Defense attorneys in capital murder cases have often been accused of not working hard enough to help spare their clients the death penalty, in some cases even falling asleep in the middle of a trial. It's not often, though, that lawyers are accused of caring too much — or at least appearing to care too much — about the fate of the defendants they represent.

But that is essentially what state prosecutors in Ohio are claiming, as they try to ban attorneys from swaying a jury with the power of tears. Butler County assistant prosecutor Jason Phillabaum filed a motion last week calling on the judge to "prohibit" the defense from using emotional appeals to the jury during the upcoming capital-punishment trial of James O'Hara, who is accused of fatally stabbing Stanley Lawson last summer.

"Specifically, defense attorneys have strategically been known to cry on cue and beg for their clients' lives," the motion states, meaning the attorneys are "appealing to the emotion [of the jury] instead of reason." The filing cites a 1999 capital case ruling by the Ohio Supreme Court that it is "improper to inflame a jury's emotions by crying."

By filing this motion, Phillabaum and county prosecutor Robin Piper claim to be trying to avoid a repeat of last month's trial of Harvey Johnson, during which they watched tears roll down the cheeks of defense attorney Greg Howard as he asked the jury to spare his client from the death penalty. The jury assented and Johnson, who was convicted of kidnapping and strangling Kiva Gazaway, was sentenced to life imprisonment.

In the upcoming O'Hara trial Piper and Phillabaum are once again up against Howard — who has saved the lives of 15 of his previous 19 clients in death-penalty cases. But Phillabaum insists that the anticrying motion is not a reaction to one particular trial or attorney, but the result of witnessing emotional displays "inappropriate[ly]" tipping the scales of justice in many capital cases.

From the other side of the bench, Howard views the motion as a direct attack on his rights as an attorney. "It's a little ridiculous," he says. "It's because they haven't received a death verdict for so long in this county." David Washington, who will be representing O'Hara alongside Howard when the trial begins on Aug. 9, concurs: "I think the state is absolutely desperate in an attempt to limit what we can and can't do."

Phillabaum's motion has drawn particular attention because of its implication that attorneys weep crocodile tears in a calculated attempt to manipulate juries. Howard vehemently denies this accusation. "They're alleging that I cry on cue and that I've been trained to do this. Nothing could be further from the truth," he told TIME. "In a death penalty case, as strongly as I feel for my clients and as much time and energy as I've put in, it happens."
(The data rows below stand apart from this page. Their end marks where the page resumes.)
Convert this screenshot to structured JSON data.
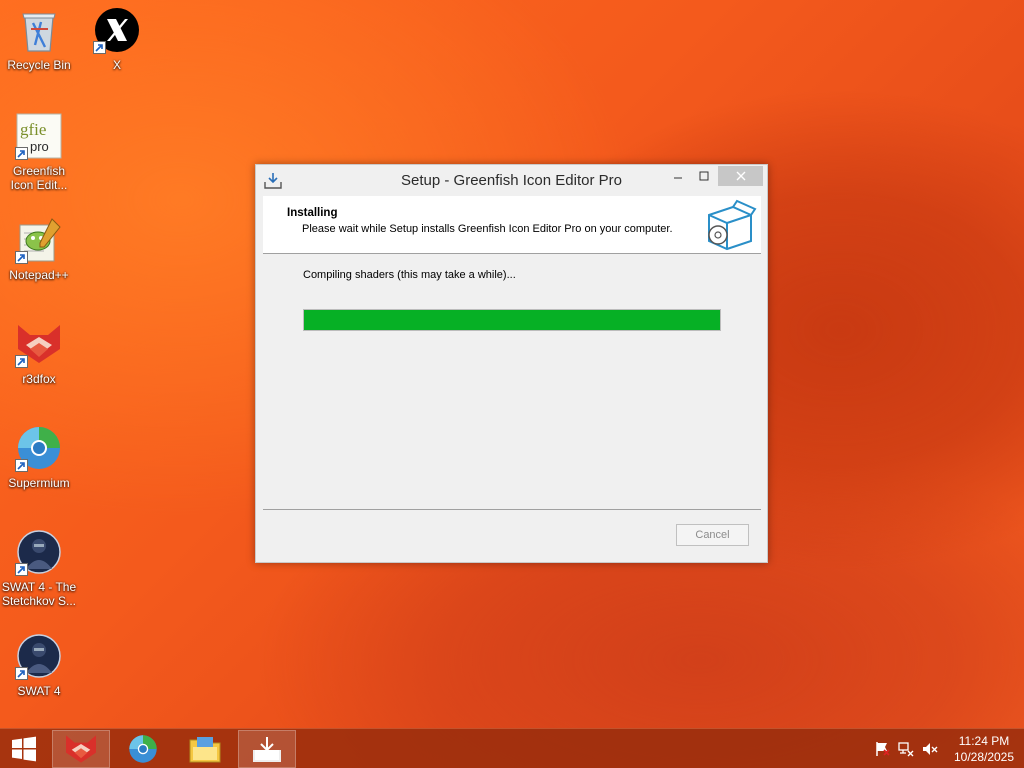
{
  "desktop": {
    "icons": [
      {
        "label": "Recycle Bin",
        "icon": "recycle-bin-icon"
      },
      {
        "label": "X",
        "icon": "x-app-icon"
      },
      {
        "label": "Greenfish Icon Edit...",
        "icon": "greenfish-icon"
      },
      {
        "label": "Notepad++",
        "icon": "notepad-plus-plus-icon"
      },
      {
        "label": "r3dfox",
        "icon": "r3dfox-icon"
      },
      {
        "label": "Supermium",
        "icon": "supermium-icon"
      },
      {
        "label": "SWAT 4 - The Stetchkov S...",
        "icon": "swat4-icon"
      },
      {
        "label": "SWAT 4",
        "icon": "swat4-icon"
      }
    ]
  },
  "window": {
    "title": "Setup - Greenfish Icon Editor Pro",
    "header_title": "Installing",
    "header_subtitle": "Please wait while Setup installs Greenfish Icon Editor Pro on your computer.",
    "status": "Compiling shaders (this may take a while)...",
    "progress_percent": 100,
    "cancel_label": "Cancel"
  },
  "taskbar": {
    "apps": [
      "r3dfox-icon",
      "supermium-icon",
      "file-explorer-icon",
      "setup-installer-icon"
    ],
    "tray_icons": [
      "action-center-flag-icon",
      "network-icon",
      "volume-muted-icon"
    ],
    "time": "11:24 PM",
    "date": "10/28/2025"
  },
  "colors": {
    "progress": "#06b025",
    "accent": "#f05a1c"
  }
}
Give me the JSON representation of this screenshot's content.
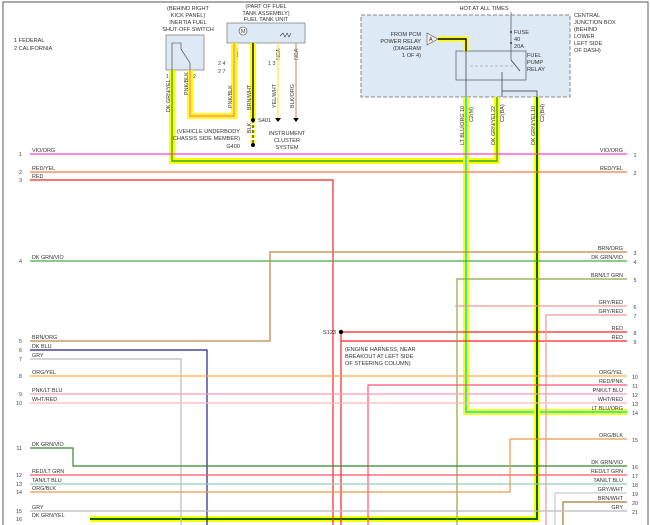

In light of Howard's strong denials, the prosecution team is now backpedaling on its initial accusation. "I think we overstated at one point," Piper admits. "I think the emotion is sincere." He adds that it is difficult at times for prosecutors, himself included, to maintain composure. "When you have the loss of human life, when you see people's lives destroyed, you can get caught up," Piper says, referring to his sensitivity toward victims and their families.

The Ohio case reflects a long-standing uncertainty about the role of emotion in the application of the law, according to Doug Berman, an Ohio State University law professor and criminal-sentencing expert. He says that Phillabaum's motion is "part of a perhaps misguided attempt to suggest that the law is all rational and not based on emotion."

One recent example of this ambivalence is the 2006 Supreme Court case on whether it was prejudicial for a murder victim's family to wear buttons with a picture of the deceased during a trial. After much debate, the Supreme Court overturned a U.S. Court of Appeals decision and ruled that the buttons were permissible. "There is a tendency to assume that any emotion is necessarily distorting," Berman explains, but as the Supreme Court case showed, "that's overly broad." Emotional displays may simply enhance the issue at hand, not obscure or manipulate it.

For Washington and Howard, their primary concern is to give their best effort to protect their client. "The emotion is part of what makes you an effective litigator," argues Washington. "You have to believe in what you're working for. When you get to the point when you don't have emotion about what you're doing, you should think about doing something else."